Smoke test (automated)
The smoke harness lives entirely in the project Makefile. Per project
convention, CI invokes make smoke directly.
make smoke # default backends: prometheus, mimir, victoriametrics
make smoke BACKENDS=prometheus # single backend
make smoke BACKENDS="mimir victoriametrics"
make smoke-prometheus # convenience wrapper, equivalent to BACKENDS=prometheus
make smoke SMOKE_TIMEOUT=300 # tighter deadline (default 600s per backend)
make smoke SMOKE_POLL=5 # tighter poll interval (default 15s)
Each backend is brought up, polled for > 0 ingested series, and torn
down. The target depends on kar, so a fresh KAR is built first.

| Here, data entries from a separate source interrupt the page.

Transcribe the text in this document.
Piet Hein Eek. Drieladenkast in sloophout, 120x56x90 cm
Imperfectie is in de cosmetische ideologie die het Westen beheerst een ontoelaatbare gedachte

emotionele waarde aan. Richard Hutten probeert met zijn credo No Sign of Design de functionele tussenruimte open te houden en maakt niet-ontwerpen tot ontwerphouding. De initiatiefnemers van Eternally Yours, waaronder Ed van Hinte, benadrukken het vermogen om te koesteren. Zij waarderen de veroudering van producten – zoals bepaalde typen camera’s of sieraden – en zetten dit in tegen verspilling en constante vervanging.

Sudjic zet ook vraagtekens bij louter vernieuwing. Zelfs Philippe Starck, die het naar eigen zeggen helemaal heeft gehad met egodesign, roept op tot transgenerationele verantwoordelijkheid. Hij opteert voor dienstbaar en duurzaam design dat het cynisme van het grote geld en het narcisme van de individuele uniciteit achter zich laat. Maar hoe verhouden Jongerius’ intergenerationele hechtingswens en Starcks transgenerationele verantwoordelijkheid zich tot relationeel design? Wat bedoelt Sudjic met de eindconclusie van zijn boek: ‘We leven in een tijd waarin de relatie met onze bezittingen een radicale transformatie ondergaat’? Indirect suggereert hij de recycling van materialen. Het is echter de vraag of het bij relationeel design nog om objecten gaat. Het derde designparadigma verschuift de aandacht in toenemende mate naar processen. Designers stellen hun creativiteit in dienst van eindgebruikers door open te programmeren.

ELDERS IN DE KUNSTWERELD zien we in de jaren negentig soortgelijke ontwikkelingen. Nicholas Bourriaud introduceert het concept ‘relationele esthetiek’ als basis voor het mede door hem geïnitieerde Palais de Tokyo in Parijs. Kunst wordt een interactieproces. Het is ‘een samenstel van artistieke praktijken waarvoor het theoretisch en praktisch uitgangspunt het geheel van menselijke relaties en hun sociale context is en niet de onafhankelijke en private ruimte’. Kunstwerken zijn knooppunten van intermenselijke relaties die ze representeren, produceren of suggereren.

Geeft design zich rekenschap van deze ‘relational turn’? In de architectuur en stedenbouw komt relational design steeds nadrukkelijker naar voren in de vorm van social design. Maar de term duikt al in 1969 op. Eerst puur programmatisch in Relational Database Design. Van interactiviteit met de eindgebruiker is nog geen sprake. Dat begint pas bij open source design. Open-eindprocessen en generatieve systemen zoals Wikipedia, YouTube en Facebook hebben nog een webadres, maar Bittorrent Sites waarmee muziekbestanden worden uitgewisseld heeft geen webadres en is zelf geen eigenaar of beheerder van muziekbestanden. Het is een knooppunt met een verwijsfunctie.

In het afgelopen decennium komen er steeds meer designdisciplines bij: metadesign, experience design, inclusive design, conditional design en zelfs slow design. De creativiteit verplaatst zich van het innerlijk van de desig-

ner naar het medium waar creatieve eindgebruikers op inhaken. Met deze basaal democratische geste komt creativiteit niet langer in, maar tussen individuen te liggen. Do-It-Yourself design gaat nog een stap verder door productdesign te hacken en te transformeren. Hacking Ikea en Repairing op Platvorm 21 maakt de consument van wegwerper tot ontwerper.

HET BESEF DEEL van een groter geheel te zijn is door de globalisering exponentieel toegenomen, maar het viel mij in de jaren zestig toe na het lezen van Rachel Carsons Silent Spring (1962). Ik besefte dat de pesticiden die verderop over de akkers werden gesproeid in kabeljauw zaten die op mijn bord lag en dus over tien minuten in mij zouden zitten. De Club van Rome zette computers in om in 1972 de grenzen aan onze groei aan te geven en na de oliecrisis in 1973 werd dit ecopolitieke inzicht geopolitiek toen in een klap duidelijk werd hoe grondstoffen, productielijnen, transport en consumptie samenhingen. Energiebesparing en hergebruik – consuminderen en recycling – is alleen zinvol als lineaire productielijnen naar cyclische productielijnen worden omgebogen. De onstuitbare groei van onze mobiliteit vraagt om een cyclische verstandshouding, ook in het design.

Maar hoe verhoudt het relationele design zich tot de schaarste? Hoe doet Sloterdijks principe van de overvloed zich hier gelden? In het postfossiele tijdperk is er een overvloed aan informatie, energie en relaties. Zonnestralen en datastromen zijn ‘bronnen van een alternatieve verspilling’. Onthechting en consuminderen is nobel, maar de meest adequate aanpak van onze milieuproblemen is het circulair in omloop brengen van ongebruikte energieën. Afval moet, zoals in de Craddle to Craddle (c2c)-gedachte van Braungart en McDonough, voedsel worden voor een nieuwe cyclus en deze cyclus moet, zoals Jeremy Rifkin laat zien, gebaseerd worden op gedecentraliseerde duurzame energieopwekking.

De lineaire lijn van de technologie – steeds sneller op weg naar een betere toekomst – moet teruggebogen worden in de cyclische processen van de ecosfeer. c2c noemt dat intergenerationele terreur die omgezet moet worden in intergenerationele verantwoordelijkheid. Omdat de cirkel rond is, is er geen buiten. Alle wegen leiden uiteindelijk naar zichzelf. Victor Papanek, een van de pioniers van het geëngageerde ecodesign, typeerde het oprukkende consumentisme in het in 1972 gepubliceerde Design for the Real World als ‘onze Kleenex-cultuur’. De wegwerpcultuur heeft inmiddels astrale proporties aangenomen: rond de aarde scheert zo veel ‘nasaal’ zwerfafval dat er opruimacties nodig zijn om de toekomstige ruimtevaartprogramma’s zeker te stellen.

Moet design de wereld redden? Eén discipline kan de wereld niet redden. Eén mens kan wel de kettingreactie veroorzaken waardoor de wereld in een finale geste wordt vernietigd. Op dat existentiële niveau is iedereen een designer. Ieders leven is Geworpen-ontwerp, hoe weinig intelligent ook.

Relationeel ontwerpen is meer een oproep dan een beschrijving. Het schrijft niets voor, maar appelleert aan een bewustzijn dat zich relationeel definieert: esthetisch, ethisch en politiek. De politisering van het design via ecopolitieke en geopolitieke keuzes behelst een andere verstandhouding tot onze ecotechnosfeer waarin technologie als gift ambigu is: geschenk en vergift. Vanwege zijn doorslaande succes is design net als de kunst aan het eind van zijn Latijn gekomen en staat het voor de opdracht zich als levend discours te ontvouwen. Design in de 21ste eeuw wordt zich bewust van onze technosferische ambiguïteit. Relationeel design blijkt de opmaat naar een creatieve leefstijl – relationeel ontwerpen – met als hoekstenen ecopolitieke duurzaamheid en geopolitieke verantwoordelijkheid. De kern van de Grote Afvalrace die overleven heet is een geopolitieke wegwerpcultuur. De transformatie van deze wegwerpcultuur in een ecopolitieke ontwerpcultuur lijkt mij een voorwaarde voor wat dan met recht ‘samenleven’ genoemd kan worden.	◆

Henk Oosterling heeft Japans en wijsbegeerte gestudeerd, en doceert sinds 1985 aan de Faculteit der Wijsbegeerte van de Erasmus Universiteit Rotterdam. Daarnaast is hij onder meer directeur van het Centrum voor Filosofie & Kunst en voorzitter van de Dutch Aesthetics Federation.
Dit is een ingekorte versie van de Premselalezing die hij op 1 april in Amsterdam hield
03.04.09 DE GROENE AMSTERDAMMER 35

Pass/fail summary is printed at the end; on a timeout, the last 40
lines of the relevant container’s karaf.log are dumped before
teardown.
Verifying the plugin is active
# Karaf shell (default admin/admin)
ssh -p 8101 admin@localhost
Inside Karaf:
karaf@root()> feature:list | grep prometheus-remote-writer
karaf@root()> bundle:list | grep prometheus-remote-writer
karaf@root()> opennms:prometheus-writer-stats
For what opennms:prometheus-writer-stats reports, see
Operations.
Querying the backend
Once OpenNMS has collected a few samples (default interval: 5 minutes on a fresh provisioning), query the backend directly.
Prometheus:
curl 'http://localhost:9090/api/v1/series?match%5B%5D={__name__=~".%2B"}' | jq .
curl 'http://localhost:9090/api/v1/query?query=up' | jq .
Mimir (requires the X-Scope-OrgID header; tenant is e2e per the cfg):
curl -H 'X-Scope-OrgID: e2e' \
'http://localhost:9009/prometheus/api/v1/series?match%5B%5D={__name__=~".%2B"}' | jq .
VictoriaMetrics:
curl 'http://localhost:8428/api/v1/series?match%5B%5D={__name__=~".%2B"}' | jq .
Tear down
Use the same -f you brought the stack up with:
docker compose -f e2e/compose.prometheus.yml down -v --remove-orphans
-v removes the named data volumes (postgres, opennms, prometheus,
mimir, vm). Drop -v if you want to keep state across restarts.
Iterating on the plugin
The assembly/kar/target directory is mounted read-only into
/opt/opennms/deploy/. A rebuild of the KAR (make kar from the repo
root) does not auto-reload the plugin — Karaf’s hot-deploy watches
file timestamps, but the container sees the mount at a point in time.
To reload a freshly built KAR:
# From the repo root
make kar
# Restart only the core container (use whichever compose file is active)
docker compose -f e2e/compose.prometheus.yml restart core
Or, inside the Karaf shell, feature:uninstall + feature:install
cycles the plugin without restarting the container.
What’s NOT exercised here
-
Minion / remote pollers — this is a single-core sandbox.
-
ActiveMQ / Kafka messaging — not needed for the local TSS path.
-
TLS / auth to the backend — all cleartext on the compose network.
-
Multi-tenant routing beyond Mimir’s default
e2etenant. -
Dashboards — Grafana is provisioned with a datasource only; build dashboards on top in Explore or by dropping JSON under a
grafana/dashboards/provisioning directory.